The process for getting the cross-validation results (xerror, xstd) for a given CP should basically be:

For each fold, the training set will be all the data points not in the fold. The fold itself will be the validation dataset.
Build a model using the training set
Choose the tree from this model with the given CP (the row with the biggest CP less than or equal to the given CP)
Calculate the error of that tree on the training set, which in this case is probably the number of misclassifications divided by the size of the training set

After performing that for each of the folds, then calculate the average and sample standard deviation of the errors you got for the folds. Up to some scaling (which should be the same across the different CPs) that should give you the xerror and xstd values in the CP table.
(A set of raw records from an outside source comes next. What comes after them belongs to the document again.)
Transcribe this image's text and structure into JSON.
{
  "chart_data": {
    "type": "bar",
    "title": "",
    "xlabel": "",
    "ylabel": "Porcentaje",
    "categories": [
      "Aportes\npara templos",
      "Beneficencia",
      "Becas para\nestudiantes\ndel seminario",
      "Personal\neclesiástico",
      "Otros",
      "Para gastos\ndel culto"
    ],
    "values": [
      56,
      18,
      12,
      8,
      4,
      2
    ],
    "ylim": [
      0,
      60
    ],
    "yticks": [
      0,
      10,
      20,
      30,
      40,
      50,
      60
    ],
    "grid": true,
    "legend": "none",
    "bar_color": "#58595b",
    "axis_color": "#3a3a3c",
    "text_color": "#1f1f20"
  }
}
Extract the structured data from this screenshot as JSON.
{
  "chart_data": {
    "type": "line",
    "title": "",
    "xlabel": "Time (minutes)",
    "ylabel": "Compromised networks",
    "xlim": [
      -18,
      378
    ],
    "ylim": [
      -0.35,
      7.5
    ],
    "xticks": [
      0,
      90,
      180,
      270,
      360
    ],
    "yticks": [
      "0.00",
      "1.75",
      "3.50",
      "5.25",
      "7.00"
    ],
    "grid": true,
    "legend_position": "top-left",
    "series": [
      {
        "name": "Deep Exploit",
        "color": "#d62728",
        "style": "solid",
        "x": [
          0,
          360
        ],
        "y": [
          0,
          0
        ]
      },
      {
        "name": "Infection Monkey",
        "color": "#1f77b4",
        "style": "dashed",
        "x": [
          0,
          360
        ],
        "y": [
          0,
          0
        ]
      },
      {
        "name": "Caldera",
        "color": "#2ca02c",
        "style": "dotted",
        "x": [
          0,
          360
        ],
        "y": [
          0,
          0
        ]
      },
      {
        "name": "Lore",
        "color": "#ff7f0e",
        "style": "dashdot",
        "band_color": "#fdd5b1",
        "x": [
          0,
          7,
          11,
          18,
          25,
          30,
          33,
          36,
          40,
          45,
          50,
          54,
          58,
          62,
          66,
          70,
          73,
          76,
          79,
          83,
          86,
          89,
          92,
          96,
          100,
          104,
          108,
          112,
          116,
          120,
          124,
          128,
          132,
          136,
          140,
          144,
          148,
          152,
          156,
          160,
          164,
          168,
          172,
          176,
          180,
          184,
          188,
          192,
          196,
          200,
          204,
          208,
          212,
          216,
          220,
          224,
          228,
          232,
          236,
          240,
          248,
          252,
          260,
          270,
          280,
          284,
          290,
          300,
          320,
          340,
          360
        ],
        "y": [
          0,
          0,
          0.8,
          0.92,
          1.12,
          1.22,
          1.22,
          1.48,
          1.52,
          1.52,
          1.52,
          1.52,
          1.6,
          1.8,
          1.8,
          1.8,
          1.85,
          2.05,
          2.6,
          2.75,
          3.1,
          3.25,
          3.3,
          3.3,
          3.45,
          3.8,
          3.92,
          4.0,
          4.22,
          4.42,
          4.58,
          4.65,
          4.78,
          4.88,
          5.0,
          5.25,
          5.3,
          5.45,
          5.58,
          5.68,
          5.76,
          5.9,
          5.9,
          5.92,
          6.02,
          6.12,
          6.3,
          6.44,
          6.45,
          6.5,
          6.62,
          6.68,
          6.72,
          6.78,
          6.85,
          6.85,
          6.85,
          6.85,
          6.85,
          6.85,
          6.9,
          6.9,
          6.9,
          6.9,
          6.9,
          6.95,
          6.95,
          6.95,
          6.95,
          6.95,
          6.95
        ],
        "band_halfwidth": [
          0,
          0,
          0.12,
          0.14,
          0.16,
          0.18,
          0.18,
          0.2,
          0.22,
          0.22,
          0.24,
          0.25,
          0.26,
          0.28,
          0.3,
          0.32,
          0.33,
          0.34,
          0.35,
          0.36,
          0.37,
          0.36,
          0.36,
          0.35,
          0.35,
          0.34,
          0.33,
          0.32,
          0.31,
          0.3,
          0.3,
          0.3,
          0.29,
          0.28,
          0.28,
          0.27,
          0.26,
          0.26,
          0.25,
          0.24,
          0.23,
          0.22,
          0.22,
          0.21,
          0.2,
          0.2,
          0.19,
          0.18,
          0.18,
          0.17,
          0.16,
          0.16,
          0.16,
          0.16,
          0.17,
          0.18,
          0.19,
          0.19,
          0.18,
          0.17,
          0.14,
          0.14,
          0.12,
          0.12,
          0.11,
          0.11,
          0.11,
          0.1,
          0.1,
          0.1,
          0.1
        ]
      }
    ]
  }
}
jerrytuttle · March 16, 2023, 6:09pm

Thanks jraven. I think my original 5 point dataset was too small. Let’s continue with this Titanic dataset.

Cross-validation is helpfully choosing the optimal cp. For that cp, I can find the error for each fold, and the mean of them agrees with the cptable for that cp. What if I want the cross-validation errors for a specific cp. Somewhere within

train_control ← trainControl(method = “cv”, number = k)
cvmodel ← train(survived ~ ., data = df, method = “rpart”, trControl = train_control)

I should be able to insert a specific cp value, but the train_control line does not permit it. Any ideas?